Il presidente degli Stati Uniti, Donald Trump, minaccia il veto sul budget approvato nella notte dal Congresso. Lo ha affermato in un tweet appena pubblicato, in cui spiega che la proposta di legge non ha considerato il problema dei Dreamers e non finanzia il muro con il Messico. “Sto considerando un veto sulla proposta di budget ‘omnibus’ basato sul fatto che gli oltre 800.000 beneficiari del Daca sono stati totalmente abbandonati dai democratici (nemmeno menzionati nella proposta) e il muro al confine, di cui c’e’ disperatamente bisogno per la nostra difesa
nazionale, non e’ interamente finanziato” ha scritto Trump. I repubblicani avevano detto che Trump approvava il compromesso raggiunto mercoledi’, ma era evidente l’insoddisfazione del
presidente per i pochi fondi destinati alla sicurezza al confine con il Messico.
Il budget e’ stato approvato a tempi da record da Camera e Senato, per evitare il terzo shutdown dell’anno, che scatterebbe a mezzanotte; a questo punto, la firma del presidente sulla legge non e’ piu’ una formalita’ e il rischio di una nuova chiusura delle attivita’ non essenziali del governo federale e’ reale.
Dalle 2.232 pagine della legge, era emersa l’assenza totale della questione Daca, ovvero il programma di Barack Obama cancellato dal presidente Donald Trump, che garantiva un permesso biennale e rinnovabile agli immigrati arrivati da bambini nel Paese senza permesso, chiamati Dreamers. La fine del programma e’ stata per ora bloccata dai tribunali, lasciando pericolosamente in un limbo gli immigrati; la speranza di molti democratici e delle associazioni per i diritti civili era che si trovasse un’intesa per garantire un futuro certo a persone che vivono negli Stati Uniti da molti anni.
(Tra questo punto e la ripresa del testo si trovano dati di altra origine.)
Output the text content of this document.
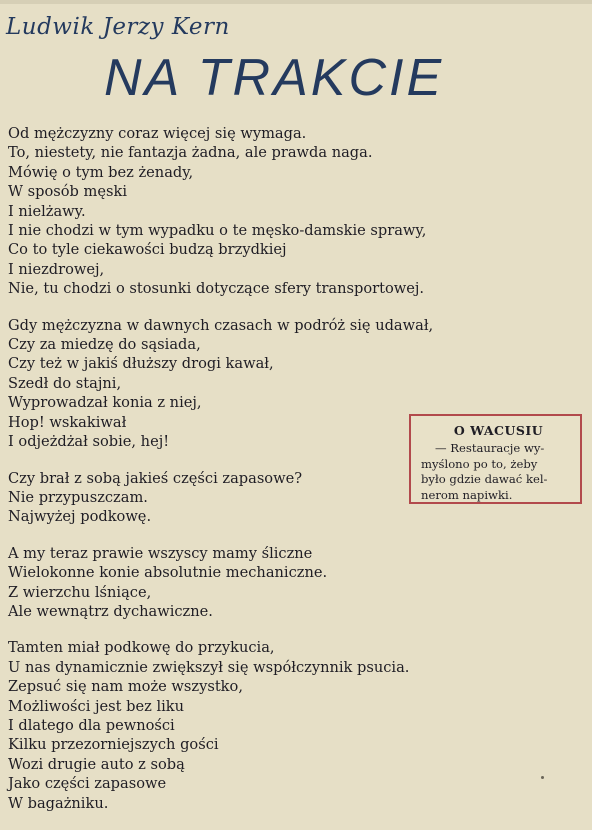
Ludwik Jerzy Kern
NA TRAKCIE
Od mężczyzny coraz więcej się wymaga.
To, niestety, nie fantazja żadna, ale prawda naga.
Mówię o tym bez żenady,
W sposób męski
I nielżawy.
I nie chodzi w tym wypadku o te męsko-damskie sprawy,
Co to tyle ciekawości budzą brzydkiej
I niezdrowej,
Nie, tu chodzi o stosunki dotyczące sfery transportowej.
Gdy mężczyzna w dawnych czasach w podróż się udawał,
Czy za miedzę do sąsiada,
Czy też w jakiś dłuższy drogi kawał,
Szedł do stajni,
Wyprowadzał konia z niej,
Hop! wskakiwał
I odjeżdżał sobie, hej!
Czy brał z sobą jakieś części zapasowe?
Nie przypuszczam.
Najwyżej podkowę.
A my teraz prawie wszyscy mamy śliczne
Wielokonne konie absolutnie mechaniczne.
Z wierzchu lśniące,
Ale wewnątrz dychawiczne.
Tamten miał podkowę do przykucia,
U nas dynamicznie zwiększył się współczynnik psucia.
Zepsuć się nam może wszystko,
Możliwości jest bez liku
I dlatego dla pewności
Kilku przezorniejszych gości
Wozi drugie auto z sobą
Jako części zapasowe
W bagażniku.
O WACUSIU
— Restauracje wy-
myślono po to, żeby
było gdzie dawać kel-
nerom napiwki.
Nel corso dell’ultimo fine settimana, la Casa Bianca aveva offerto un prolungamento di due anni e mezzo del Daca, in cambio di 25 miliardi di dollari per il muro. I democratici avevano
respinto l’offerta, affermando di poter accettare il finanziamento del muro solo in cambio di un percorso verso la cittadinanza per i circa 690.000 Dreamers colpiti dalla fine del Daca e altre categorie di immigrati, per un totale di 1,8 milioni di persone. La Casa Bianca, a sua volta, aveva respinto la proposta dei democratici.
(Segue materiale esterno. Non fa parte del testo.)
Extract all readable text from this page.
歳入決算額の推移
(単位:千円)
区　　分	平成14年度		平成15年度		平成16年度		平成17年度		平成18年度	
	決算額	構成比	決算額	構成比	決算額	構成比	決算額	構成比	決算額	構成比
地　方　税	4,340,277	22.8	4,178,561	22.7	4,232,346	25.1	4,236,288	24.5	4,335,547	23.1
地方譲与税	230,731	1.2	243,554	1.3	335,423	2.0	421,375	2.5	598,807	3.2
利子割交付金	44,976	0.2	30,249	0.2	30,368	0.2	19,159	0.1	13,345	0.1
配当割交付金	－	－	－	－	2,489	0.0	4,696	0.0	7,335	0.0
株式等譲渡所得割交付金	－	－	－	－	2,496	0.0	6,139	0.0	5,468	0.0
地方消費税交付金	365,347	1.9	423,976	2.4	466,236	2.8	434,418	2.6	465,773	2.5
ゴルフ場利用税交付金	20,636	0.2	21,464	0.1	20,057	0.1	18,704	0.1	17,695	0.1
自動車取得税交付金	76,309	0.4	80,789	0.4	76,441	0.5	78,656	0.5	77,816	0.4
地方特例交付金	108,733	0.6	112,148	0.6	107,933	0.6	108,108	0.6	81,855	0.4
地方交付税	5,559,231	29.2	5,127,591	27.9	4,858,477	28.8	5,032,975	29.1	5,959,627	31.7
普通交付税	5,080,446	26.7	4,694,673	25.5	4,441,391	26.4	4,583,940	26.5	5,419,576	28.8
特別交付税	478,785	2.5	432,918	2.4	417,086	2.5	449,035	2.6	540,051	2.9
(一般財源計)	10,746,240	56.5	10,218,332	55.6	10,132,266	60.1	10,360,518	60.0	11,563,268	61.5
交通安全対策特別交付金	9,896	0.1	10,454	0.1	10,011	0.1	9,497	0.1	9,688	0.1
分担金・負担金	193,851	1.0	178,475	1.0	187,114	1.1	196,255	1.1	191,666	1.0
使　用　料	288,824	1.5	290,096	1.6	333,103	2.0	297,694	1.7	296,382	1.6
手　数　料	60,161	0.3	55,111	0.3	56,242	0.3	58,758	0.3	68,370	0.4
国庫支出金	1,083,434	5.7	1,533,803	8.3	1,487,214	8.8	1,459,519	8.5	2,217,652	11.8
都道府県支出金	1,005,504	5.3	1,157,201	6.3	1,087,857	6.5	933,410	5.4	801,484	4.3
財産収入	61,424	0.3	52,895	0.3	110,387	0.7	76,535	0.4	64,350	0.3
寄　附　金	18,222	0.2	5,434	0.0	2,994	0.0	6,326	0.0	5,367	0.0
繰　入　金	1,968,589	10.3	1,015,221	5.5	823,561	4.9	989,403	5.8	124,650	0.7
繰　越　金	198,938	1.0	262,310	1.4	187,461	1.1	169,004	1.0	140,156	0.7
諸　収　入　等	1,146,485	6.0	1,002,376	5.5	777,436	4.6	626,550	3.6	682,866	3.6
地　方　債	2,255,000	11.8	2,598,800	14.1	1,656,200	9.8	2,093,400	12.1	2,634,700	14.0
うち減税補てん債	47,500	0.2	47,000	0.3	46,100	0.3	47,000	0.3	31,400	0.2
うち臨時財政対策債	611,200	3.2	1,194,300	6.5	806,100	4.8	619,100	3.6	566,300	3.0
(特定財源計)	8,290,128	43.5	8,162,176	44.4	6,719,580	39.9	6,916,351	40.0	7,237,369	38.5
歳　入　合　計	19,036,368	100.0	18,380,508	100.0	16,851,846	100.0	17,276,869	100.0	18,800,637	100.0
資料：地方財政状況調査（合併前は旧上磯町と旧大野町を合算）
Poi, c’e’ stata un’offerta dello speaker della Camera, il repubblicano Paul Ryan: tre anni di estensione del Daca per 700.000-800.000 persone in cambio di tre anni di fondi per la costruzione del muro, ma i democratici hanno risposto di volere la protezione per 1,8 milioni di immigrati irregolari. Le negoziazioni si sono interrotte martedi’ sera. Nella proposta di budget sono quindi finiti solo 1,6 miliardi per il rafforzamento della sicurezza e la costruzione di barriere fisiche al confine, compresi 641 milioni per poco piu’ di 50 chilometri di una nuova recinzione nella Valle del Rio Grande; i
fondi non potranno essere usati per il nuovo muro che Trump vuole al confine con il Messico e per cui sono stati costruiti dei prototipi che il presidente ha visionato pochi giorni fa in California.
Nei mesi scorsi, Trump aveva piu’ volte detto di voler proteggere i Dreamers, ma di volere in cambio i fondi per la costruzione (o, per meglio dire, il completamento) del muro con il Messico, il
rafforzamento delle regole e dei controlli alle frontiere, la fine della migrazione a catena (la possibilita’ per un residente di sponsorizzare i parenti) e la cancellazione della lotteria per la Green Card, ovvero la residenza permanente. Il blocco deciso dai tribunali sulla fine del Daca aveva poi convinto Trump ad abbassare le pretese.